Sem o feriado, até mesmo as festas privadas, que seriam um escape para conseguir arrecadar mais materiais, como as latinhas, não um desalento. “No Carnaval são de 50 a 60 toneladas de resíduo recolhidas. Aqui a gente trabalha com 21 pessoas, chega a 120 na festa. Agora a gente tá com salário atrasado, porque não dá para pagar. O que estamos fazendo é pegar o apurado e ratear”, lamenta.
O cenário é de pouco material de trabalho e, consequentemente, lucros menores, já que o preço do quilo da latinha não aumenta.“No ano de 2020, último ano que trabalhamos no Carnaval, o preço da latinha estava há R$ 3,50 o quilo. Durante o ano fica entre R$ 2 e R$ 2,50. Tudo aumenta na festa. Em Olinda, ano passado a gente até ganhou um auxílio, mas de R$ 250. Você chega na porta do mercado e é tudo caro. Sem contar que era emergencial e só vieram pagar em junho”, ressalta Nunes.

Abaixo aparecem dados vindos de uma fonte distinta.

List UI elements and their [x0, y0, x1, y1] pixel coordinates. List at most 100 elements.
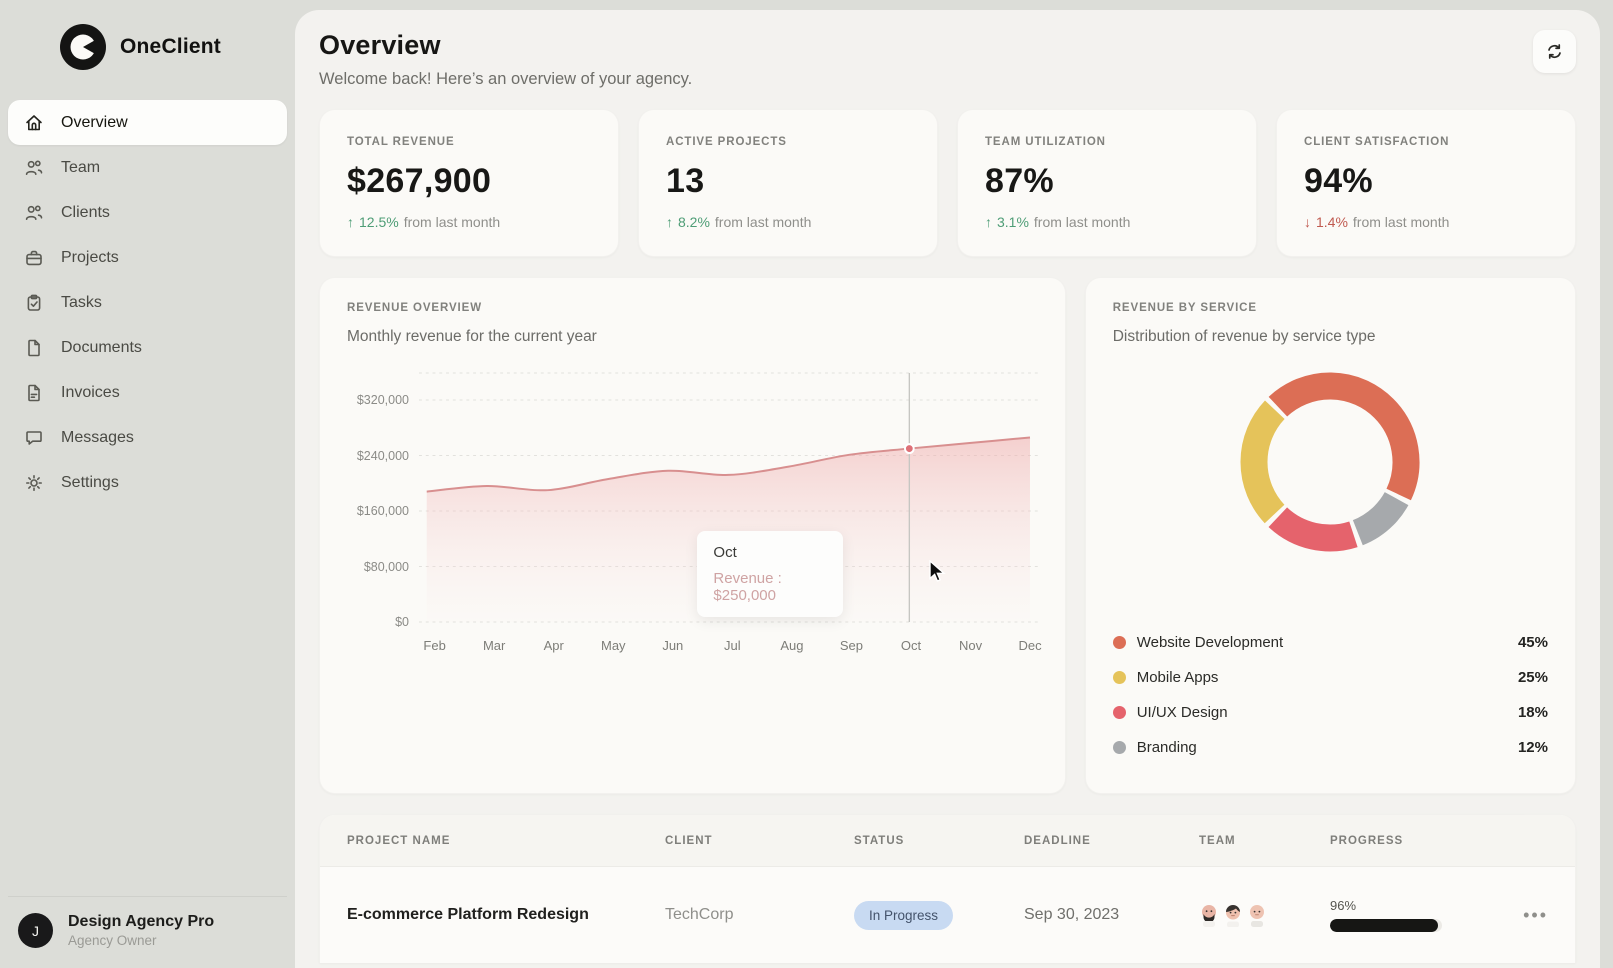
x-tick-label: Apr: [544, 638, 564, 653]
service-card-title: REVENUE BY SERVICE: [1113, 302, 1548, 314]
sidebar-item-tasks[interactable]: Tasks: [8, 280, 287, 325]
col-project-name: PROJECT NAME: [347, 835, 665, 847]
donut-chart[interactable]: [1220, 352, 1440, 572]
legend-item-branding[interactable]: Branding 12%: [1113, 730, 1548, 765]
table-row[interactable]: E-commerce Platform Redesign TechCorp In…: [320, 867, 1575, 963]
sidebar-item-label: Settings: [61, 474, 119, 492]
col-progress: PROGRESS: [1330, 835, 1520, 847]
progress-cell: 96%: [1330, 898, 1520, 932]
delta-suffix: from last month: [1034, 214, 1130, 230]
y-axis: $320,000$240,000$160,000$80,000$0: [347, 370, 419, 630]
ellipsis-icon[interactable]: •••: [1523, 905, 1548, 926]
sidebar-item-team[interactable]: Team: [8, 145, 287, 190]
gear-icon: [24, 473, 44, 493]
legend-value: 45%: [1518, 634, 1548, 651]
page-subtitle: Welcome back! Here’s an overview of your…: [319, 70, 692, 89]
sidebar-item-overview[interactable]: Overview: [8, 100, 287, 145]
user-profile[interactable]: J Design Agency Pro Agency Owner: [8, 896, 287, 968]
delta-percent: 12.5%: [359, 214, 399, 230]
sidebar-item-settings[interactable]: Settings: [8, 460, 287, 505]
stat-card-total-revenue: TOTAL REVENUE $267,900 ↑12.5%from last m…: [319, 109, 619, 257]
sidebar-nav: Overview Team Clients Projects Tasks: [8, 100, 287, 505]
stat-label: TEAM UTILIZATION: [985, 136, 1229, 148]
users-icon: [24, 203, 44, 223]
legend-item-mobile-apps[interactable]: Mobile Apps 25%: [1113, 660, 1548, 695]
highlight-dot: [905, 444, 914, 453]
sidebar-item-label: Team: [61, 159, 100, 177]
stat-card-active-projects: ACTIVE PROJECTS 13 ↑8.2%from last month: [638, 109, 938, 257]
sidebar-item-label: Projects: [61, 249, 119, 267]
team-avatar-1: [1199, 903, 1219, 927]
up-arrow-icon: ↑: [666, 214, 673, 230]
delta-percent: 1.4%: [1316, 214, 1348, 230]
app-root: { "app": { "name": "OneClient" }, "sideb…: [0, 0, 1613, 968]
stat-delta: ↑3.1%from last month: [985, 214, 1229, 230]
revenue-by-service-card: REVENUE BY SERVICE Distribution of reven…: [1085, 277, 1576, 794]
stat-value: 87%: [985, 162, 1229, 201]
col-client: CLIENT: [665, 835, 854, 847]
stat-label: TOTAL REVENUE: [347, 136, 591, 148]
sidebar-item-documents[interactable]: Documents: [8, 325, 287, 370]
legend-label: Website Development: [1137, 634, 1283, 651]
stat-card-client-satisfaction: CLIENT SATISFACTION 94% ↓1.4%from last m…: [1276, 109, 1576, 257]
x-tick-label: Aug: [780, 638, 803, 653]
stats-row: TOTAL REVENUE $267,900 ↑12.5%from last m…: [319, 109, 1576, 257]
sidebar-item-invoices[interactable]: Invoices: [8, 370, 287, 415]
legend-label: UI/UX Design: [1137, 704, 1228, 721]
chat-bubble-icon: [24, 428, 44, 448]
progress-track: [1330, 919, 1442, 932]
oneclient-logo-icon: [60, 24, 106, 70]
x-tick-label: Jul: [724, 638, 741, 653]
y-tick-label: $160,000: [357, 504, 409, 518]
y-tick-label: $0: [395, 615, 409, 629]
legend-value: 18%: [1518, 704, 1548, 721]
revenue-card-title: REVENUE OVERVIEW: [347, 302, 1038, 314]
area-chart: $320,000$240,000$160,000$80,000$0 Oct Re…: [347, 370, 1038, 630]
up-arrow-icon: ↑: [985, 214, 992, 230]
stat-value: 13: [666, 162, 910, 201]
user-name: Design Agency Pro: [68, 913, 214, 931]
sidebar-item-label: Clients: [61, 204, 110, 222]
sidebar-item-label: Documents: [61, 339, 142, 357]
legend-item-uiux-design[interactable]: UI/UX Design 18%: [1113, 695, 1548, 730]
sidebar-item-label: Invoices: [61, 384, 120, 402]
legend-dot: [1113, 671, 1126, 684]
area-chart-plot[interactable]: Oct Revenue : $250,000: [419, 370, 1038, 630]
project-client: TechCorp: [665, 906, 854, 924]
x-tick-label: Sep: [840, 638, 863, 653]
service-card-subtitle: Distribution of revenue by service type: [1113, 328, 1548, 346]
revenue-card-subtitle: Monthly revenue for the current year: [347, 328, 1038, 346]
legend-dot: [1113, 636, 1126, 649]
page-title: Overview: [319, 30, 692, 61]
legend-item-website-development[interactable]: Website Development 45%: [1113, 625, 1548, 660]
donut-legend: Website Development 45% Mobile Apps 25% …: [1113, 625, 1548, 769]
sidebar-item-projects[interactable]: Projects: [8, 235, 287, 280]
stat-value: 94%: [1304, 162, 1548, 201]
legend-value: 25%: [1518, 669, 1548, 686]
stat-delta: ↓1.4%from last month: [1304, 214, 1548, 230]
y-tick-label: $240,000: [357, 449, 409, 463]
progress-label: 96%: [1330, 898, 1520, 913]
delta-suffix: from last month: [1353, 214, 1449, 230]
delta-percent: 8.2%: [678, 214, 710, 230]
x-tick-label: Oct: [901, 638, 921, 653]
chart-tooltip: Oct Revenue : $250,000: [697, 531, 843, 617]
refresh-button[interactable]: [1533, 30, 1576, 73]
table-header: PROJECT NAME CLIENT STATUS DEADLINE TEAM…: [320, 815, 1575, 867]
legend-label: Branding: [1137, 739, 1197, 756]
legend-label: Mobile Apps: [1137, 669, 1219, 686]
sidebar: OneClient Overview Team Clients Projects: [0, 0, 295, 968]
stat-card-team-utilization: TEAM UTILIZATION 87% ↑3.1%from last mont…: [957, 109, 1257, 257]
sidebar-item-messages[interactable]: Messages: [8, 415, 287, 460]
user-role: Agency Owner: [68, 933, 214, 948]
sidebar-item-label: Tasks: [61, 294, 102, 312]
delta-suffix: from last month: [404, 214, 500, 230]
project-deadline: Sep 30, 2023: [1024, 906, 1199, 924]
legend-dot: [1113, 706, 1126, 719]
users-icon: [24, 158, 44, 178]
col-status: STATUS: [854, 835, 1024, 847]
tooltip-month: Oct: [713, 544, 827, 561]
main-panel: Overview Welcome back! Here’s an overvie…: [295, 10, 1600, 968]
stat-delta: ↑12.5%from last month: [347, 214, 591, 230]
sidebar-item-clients[interactable]: Clients: [8, 190, 287, 235]
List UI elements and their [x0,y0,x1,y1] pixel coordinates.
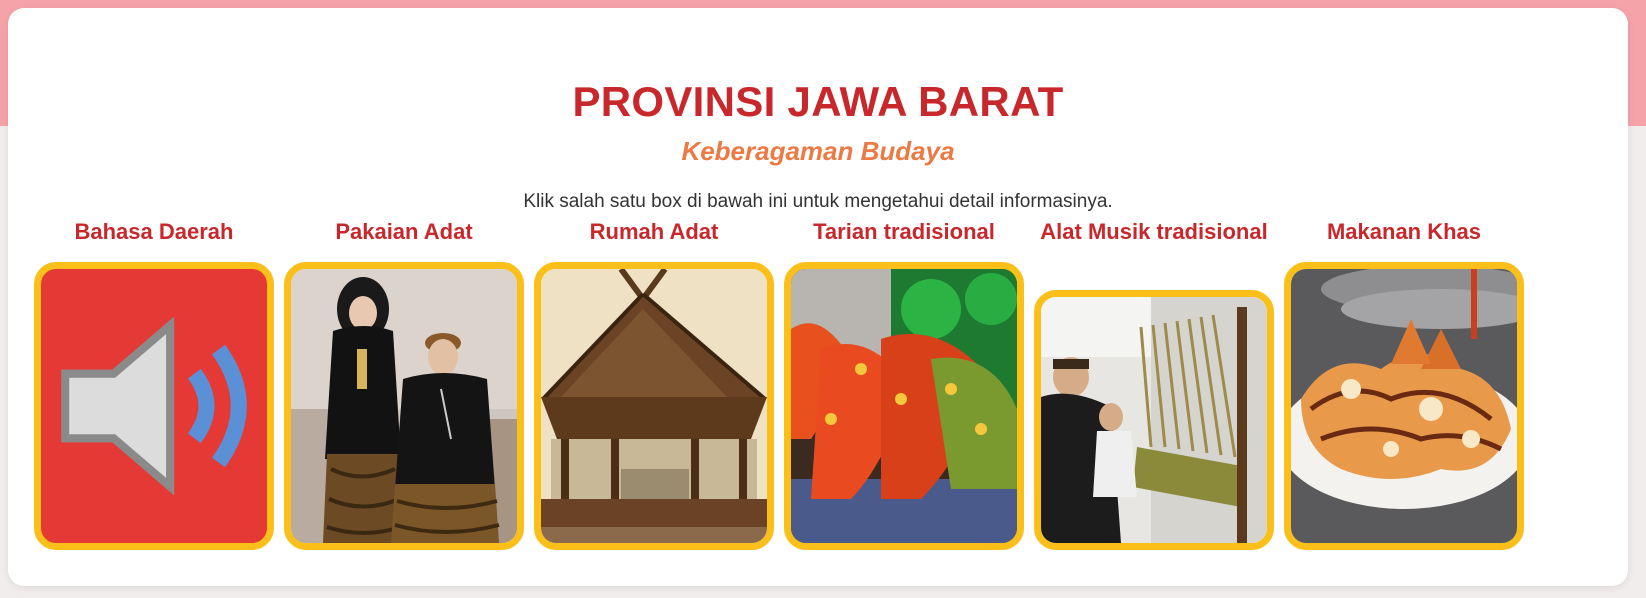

Na capital, o setor hoteleiro prevê que sem o ponto facultativo, a movimentação de turistas e até moradores das redondezas se hospedando seja menor. “Realmente, não ter festividade é uma coisa. Agora cancelar o ponto facultativo traz um impacto maior. Quem quer brincar Carnaval e quem queria apenas descansar não o fará. Ainda não sentimos muitos cancelamentos, mas concordo com a não realização das festividades. Melhor perder o Carnaval do que perder o ano”, diz o presidente da Abih-PE, Eduardo Cavalcanti.
Para Porto de Galinhas, a expectativa de ocupação no Carnaval estava em 95%. Recife, 80%. Já Gravatá, tido como destino para quem geralmente foge da folia, a ocupação dos leitos esperada era de 85%.
Coração do Carnaval na capital, as Ruas do Recife Antigo já presenciam a apreensão de ambulantes que confiavam numa melhora das vendas ao fim do mês de fevereiro. Maria Cicera Leite, 62 anos, preocupa-se em como vai dar conta das contas de casa por mais um ano sem o faturamento extra.
“Sem feriado e sem Carnaval é muito difícil. É a melhor época, que a gente tira entre R$ 2 mil e R$ 3 mil. Dia normal, às vezes a gente não consegue vender nenhuma água ou vender apenas três cocos”, diz ela debruçada sobre o seu isopor, em frente à praça do Marco Zero.
Para a Abrasel-PE, os restaurantes, exceto aqueles que estão nos tradicionais corredores da folia não devem ser afetados fortemente. “Um feriado sempre ajuda, o setor de entretenimento de uma forma geral é beneficiado. Os bares e restaurantes tinham sim um movimento, principalmente nos corredores turísticos, tinha acréscimo substancial. O restante das regiões eram beneficiadas por conta do feriado. O que a gente não sabe ainda é projetar na verdade de quanto pode ser essa perda”, pondera o presidente da Abrasel-PE, Andre Araújo.
Na Rua do Bom Jesus, Rosimere Peres, 57 anos, já vem sentindo o movimento fraco neste mês de fevereiro na loja de comidas e artigos regionais na qual trabalha. "Quando tem feriado, o que a gente espera é ter mais gente passeando, sem aglomeração. Se tivesse o feriado, o pessoal iria aproveitar para sair. Sem ele, fica mais complicado mesmo, vem menos turistas e menos gente daqui mesmo, que vai trabalhar", ressalta.